她摇了摇头,手腕抓的更紧,“没什么,我们快追上寻宝蝶吧,要不然迟了可就没宝贝了呢。”

    “好啊。”

    虞忆寒敛下眼中的复杂和温柔,上一世一直都是师姐护着她,这次就换做她,来当这个遮风挡雨之人吧。

    第25章 就是不让你修仙七

    穿过峰间瀑布, 撩开结满紫藤的洞口,只听见一声清脆悦耳的啼叫声, 寻宝蝶顿时停止了飞翔, 转头扑到了虞忆寒的发髻上,灵兽之间的血脉压制, 使得寻宝蝶有些战战兢兢。

    虞忆寒安抚了几下寻宝蝶,就和夏妙君对视一眼,踏入而进。

    一棵碗口大的梧桐树长得高耸入云, 枝丫皆是翠意, 很是茂密。大抵是因为有神兽的拥护, 这洞口里的药草都长势良好, 作为炼丹师的夏妙君,她对这些药草宛若见了珍宝。

    梧桐树上的一枝树叉,青鸾鸟站立其上, 它羽色青翠泛着光芒,尾羽最为绚丽, 优雅地垂帘而下。此时洞口吹起了一阵清风, 尾羽随之摆动。它的鸟喙啄了啄自己的羽毛, 看着这两个贸然出现的外来者, 它散发着智慧的双眸竖了起来。

    虞忆寒抬眸望向青鸾鸟, 伸手打了个招呼, “打扰了你的清净,我很抱歉,实在是无奈之举。”

    它可真漂亮, 洞口上方就是阳光,羽毛在日光的沐浴下,漾起金波,美丽的不可方物。

    夏妙君眼露诧异,这难不成就是师父一直所说的青鸾鸟?

    这瑶云密境有几处地方藏匿着神兽,灵山派的掌事人也是知晓一二。所以夏妙君第一次进来这密境的时候,就曾经听师父提起过关于青鸾的事情,本以为只是一个传言,哪成想,这是真的存在。

    她侧目凝望了一下虞忆寒,如果要是被师父知道小师妹和青鸾打过招呼还说过话,估计都要诧异地拽起了胡子吧。

    青鸾眼眸黝黑,它看看虞忆寒,又看看夏妙君。微微振翅,露出那赤黄色及白色眼状斑纹,扬起一阵风旋。

    “你们怎么会解开我的结界?”它的声音很动听,像是珠落玉盘般的灵脆。

    虞忆寒瞠目结舌地后退了一步,她虽然知道青鸾是神兽,但万万没有想过它竟然会口吐人言!
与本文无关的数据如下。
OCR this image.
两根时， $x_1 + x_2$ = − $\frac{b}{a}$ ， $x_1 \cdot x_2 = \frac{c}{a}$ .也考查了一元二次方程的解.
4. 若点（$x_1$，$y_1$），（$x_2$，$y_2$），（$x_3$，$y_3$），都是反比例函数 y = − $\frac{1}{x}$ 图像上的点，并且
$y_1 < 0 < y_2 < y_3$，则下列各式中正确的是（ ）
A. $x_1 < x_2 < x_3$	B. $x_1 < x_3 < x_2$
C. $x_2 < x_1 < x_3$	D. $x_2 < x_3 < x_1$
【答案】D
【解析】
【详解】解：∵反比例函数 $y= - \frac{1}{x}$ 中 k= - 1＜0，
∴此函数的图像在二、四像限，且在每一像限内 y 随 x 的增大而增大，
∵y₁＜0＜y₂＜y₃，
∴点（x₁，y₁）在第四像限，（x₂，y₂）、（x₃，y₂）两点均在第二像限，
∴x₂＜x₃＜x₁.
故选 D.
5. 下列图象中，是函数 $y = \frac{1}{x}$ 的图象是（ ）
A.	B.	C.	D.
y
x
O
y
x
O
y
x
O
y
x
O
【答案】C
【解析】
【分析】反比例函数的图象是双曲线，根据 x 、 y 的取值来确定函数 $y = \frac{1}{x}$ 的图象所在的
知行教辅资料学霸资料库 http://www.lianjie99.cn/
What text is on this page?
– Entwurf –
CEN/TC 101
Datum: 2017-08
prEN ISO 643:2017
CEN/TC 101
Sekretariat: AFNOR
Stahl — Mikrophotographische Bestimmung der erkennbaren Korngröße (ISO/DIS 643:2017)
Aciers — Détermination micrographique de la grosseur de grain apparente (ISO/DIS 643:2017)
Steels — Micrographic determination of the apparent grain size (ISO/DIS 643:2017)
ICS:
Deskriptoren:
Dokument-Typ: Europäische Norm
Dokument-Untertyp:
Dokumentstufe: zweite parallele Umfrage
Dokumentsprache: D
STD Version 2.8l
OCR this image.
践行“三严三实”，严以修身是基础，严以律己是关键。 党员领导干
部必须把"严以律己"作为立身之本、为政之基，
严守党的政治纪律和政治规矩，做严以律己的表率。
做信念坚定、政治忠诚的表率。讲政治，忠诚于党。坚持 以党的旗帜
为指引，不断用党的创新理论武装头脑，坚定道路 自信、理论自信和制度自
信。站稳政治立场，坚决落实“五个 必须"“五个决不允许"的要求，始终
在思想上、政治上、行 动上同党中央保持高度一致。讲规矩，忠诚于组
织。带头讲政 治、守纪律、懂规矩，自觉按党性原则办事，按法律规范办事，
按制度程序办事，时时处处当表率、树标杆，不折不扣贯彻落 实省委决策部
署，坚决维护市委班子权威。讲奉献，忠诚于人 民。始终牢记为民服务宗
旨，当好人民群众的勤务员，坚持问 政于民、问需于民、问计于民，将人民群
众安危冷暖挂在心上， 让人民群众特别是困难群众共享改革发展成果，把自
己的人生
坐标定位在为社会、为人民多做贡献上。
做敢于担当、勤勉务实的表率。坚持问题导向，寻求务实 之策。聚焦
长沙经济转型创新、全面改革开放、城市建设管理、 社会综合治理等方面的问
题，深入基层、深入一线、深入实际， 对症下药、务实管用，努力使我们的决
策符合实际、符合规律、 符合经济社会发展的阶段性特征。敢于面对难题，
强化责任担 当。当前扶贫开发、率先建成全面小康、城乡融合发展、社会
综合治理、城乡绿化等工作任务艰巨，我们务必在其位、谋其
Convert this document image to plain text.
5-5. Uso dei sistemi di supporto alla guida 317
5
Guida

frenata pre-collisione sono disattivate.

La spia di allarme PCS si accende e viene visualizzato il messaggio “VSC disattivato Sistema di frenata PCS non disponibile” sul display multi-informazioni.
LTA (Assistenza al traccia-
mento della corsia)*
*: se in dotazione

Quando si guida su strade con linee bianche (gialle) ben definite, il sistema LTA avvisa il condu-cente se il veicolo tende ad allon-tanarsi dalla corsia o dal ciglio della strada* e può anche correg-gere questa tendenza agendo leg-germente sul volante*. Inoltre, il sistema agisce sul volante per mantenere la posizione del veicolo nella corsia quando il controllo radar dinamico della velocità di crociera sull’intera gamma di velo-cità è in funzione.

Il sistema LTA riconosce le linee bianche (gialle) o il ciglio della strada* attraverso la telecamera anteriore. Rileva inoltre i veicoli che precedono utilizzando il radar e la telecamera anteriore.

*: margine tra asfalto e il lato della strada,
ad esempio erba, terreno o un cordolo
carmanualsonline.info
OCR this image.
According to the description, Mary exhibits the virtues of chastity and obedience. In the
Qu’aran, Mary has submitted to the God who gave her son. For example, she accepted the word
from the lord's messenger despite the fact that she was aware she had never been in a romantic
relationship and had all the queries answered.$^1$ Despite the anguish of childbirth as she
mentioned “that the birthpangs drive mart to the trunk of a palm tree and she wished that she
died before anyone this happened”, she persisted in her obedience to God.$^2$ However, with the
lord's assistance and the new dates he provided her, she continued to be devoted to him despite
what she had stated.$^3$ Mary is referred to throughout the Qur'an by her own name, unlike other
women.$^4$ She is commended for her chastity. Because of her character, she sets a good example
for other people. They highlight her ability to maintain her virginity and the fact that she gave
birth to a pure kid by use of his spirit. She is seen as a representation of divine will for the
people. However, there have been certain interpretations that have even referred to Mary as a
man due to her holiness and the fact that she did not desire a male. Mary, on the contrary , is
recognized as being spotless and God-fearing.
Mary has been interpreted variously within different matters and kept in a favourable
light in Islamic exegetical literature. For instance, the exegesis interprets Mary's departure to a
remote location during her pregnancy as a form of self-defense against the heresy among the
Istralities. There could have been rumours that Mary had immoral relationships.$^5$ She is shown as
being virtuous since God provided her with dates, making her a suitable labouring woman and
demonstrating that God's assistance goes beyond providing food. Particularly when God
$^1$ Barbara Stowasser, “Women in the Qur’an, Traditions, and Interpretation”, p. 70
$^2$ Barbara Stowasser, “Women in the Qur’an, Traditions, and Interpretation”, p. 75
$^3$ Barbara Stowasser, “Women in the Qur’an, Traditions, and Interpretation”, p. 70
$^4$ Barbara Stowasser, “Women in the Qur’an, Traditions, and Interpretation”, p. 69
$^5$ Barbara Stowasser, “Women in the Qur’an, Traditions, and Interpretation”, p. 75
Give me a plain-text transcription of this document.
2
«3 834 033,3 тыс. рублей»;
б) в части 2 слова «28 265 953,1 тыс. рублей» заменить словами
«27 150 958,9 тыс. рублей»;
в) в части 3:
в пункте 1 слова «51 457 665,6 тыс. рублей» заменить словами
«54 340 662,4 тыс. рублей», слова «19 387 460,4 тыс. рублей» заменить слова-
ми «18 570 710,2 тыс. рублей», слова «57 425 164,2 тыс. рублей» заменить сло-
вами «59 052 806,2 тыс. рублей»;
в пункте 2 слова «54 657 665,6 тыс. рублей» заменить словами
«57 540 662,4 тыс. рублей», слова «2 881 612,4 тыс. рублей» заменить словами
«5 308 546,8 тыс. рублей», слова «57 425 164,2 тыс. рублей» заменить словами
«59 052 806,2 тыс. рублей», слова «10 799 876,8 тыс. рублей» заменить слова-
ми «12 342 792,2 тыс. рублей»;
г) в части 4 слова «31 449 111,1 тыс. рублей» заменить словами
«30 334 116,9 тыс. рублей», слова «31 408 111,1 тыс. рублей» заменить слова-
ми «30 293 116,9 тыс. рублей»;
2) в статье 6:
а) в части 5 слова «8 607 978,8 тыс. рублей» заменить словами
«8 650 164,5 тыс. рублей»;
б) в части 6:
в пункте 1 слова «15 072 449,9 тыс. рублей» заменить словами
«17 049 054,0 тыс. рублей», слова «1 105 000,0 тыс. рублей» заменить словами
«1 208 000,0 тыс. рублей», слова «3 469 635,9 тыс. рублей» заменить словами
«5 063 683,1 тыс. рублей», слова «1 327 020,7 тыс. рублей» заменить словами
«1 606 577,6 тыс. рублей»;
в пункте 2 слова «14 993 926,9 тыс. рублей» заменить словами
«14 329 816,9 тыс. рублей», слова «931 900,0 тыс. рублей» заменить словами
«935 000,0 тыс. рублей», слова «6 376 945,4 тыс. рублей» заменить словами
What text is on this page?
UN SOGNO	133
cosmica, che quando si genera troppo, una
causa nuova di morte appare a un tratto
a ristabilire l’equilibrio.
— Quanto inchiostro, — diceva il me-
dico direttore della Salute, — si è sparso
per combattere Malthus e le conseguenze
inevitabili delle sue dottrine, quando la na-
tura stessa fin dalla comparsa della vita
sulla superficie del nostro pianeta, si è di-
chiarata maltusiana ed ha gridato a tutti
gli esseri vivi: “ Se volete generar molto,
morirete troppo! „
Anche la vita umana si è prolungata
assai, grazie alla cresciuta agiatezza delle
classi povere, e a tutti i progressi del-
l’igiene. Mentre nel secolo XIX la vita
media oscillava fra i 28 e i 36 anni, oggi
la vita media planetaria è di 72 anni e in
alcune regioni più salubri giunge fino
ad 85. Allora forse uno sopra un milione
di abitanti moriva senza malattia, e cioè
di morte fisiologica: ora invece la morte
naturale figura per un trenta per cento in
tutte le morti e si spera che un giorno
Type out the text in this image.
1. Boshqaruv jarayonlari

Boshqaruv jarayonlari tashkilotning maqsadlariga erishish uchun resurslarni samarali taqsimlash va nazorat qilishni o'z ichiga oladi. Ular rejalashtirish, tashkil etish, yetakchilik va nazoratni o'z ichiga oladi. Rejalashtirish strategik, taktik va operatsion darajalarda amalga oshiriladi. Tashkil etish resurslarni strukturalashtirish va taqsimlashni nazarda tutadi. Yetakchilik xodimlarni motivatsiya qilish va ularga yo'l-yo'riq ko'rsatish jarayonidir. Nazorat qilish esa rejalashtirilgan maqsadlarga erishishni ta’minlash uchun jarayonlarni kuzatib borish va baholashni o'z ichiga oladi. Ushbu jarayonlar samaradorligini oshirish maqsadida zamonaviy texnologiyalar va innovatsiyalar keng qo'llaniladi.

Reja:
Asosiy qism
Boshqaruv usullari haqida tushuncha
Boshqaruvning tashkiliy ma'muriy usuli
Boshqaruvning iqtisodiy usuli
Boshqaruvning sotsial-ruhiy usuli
    恐怕当年徐婉清看到这一幕的时候,肯定和自己一样错愕。

    夏妙君显然也被吓到,背在腰后面的手掌已经握着一条木藤。如果青鸾有任何攻击人的现象,她绝对会全力反击。

    虞忆寒收住心中的震惊,抬着头解释道:“我们并没有解开你的结界,甚至连结界都没有发现。我们只是掀开了紫藤花,然后就走了进来。”

    青鸾眼睛骤然发亮,它等了几百年,终于等到了自己的有缘人!

    只是,两个人,到底哪一个才是呢?

    想着,它张开鸟喙,吐出一道强劲的风旋涡,朝着她们二人攻击去。

    它突然的攻击,让早有防备的夏妙君扔出木藤打散了它的旋风。柳眉倒竖,冷凝着回望它。

    青鸾见到了其中一人是木灵根,它便欣喜地问道:“你是不是冰灵根!”

    这是一个肯定句,而不是一个反问句。

    虞忆寒持剑挡在胸前,皱着眉头并不反驳:“我的确是冰灵根。”

    青鸾听罢俯冲直下,叽叽喳喳地尖叫着:“啊啊啊,有缘人,你终于出现了!”

    虞忆寒的怀抱里冷不丁窜进来一只热乎乎的青鸾鸟,不仅如此,它还极具有灵性地趴在颈窝处撒娇,“有缘人!我等你好久了!”

    虞忆寒目瞪口呆:“…………”

    夏妙君侧目而视:“…………”

    两个人心中不约而同升起了一个相同的想法,这是怎么一回事!

    虞忆寒一脸茫然,颠了颠怀里的青鸾,质问道:“你刚刚说的是什么意思?”

    “你是我的有缘人呀,我出生的时候,脑子里就有一个声音,要让我等一个能够被我的结界认同并且

    是冰灵根的人,只有她才会是我的主人!”

    虞忆寒迟疑不定,那上辈子徐婉清是怎么把青鸾带走的呢?

    还不等她再继续多想,青鸾自发咬开她的指尖,鲜血融进它的额间,契约从此结下。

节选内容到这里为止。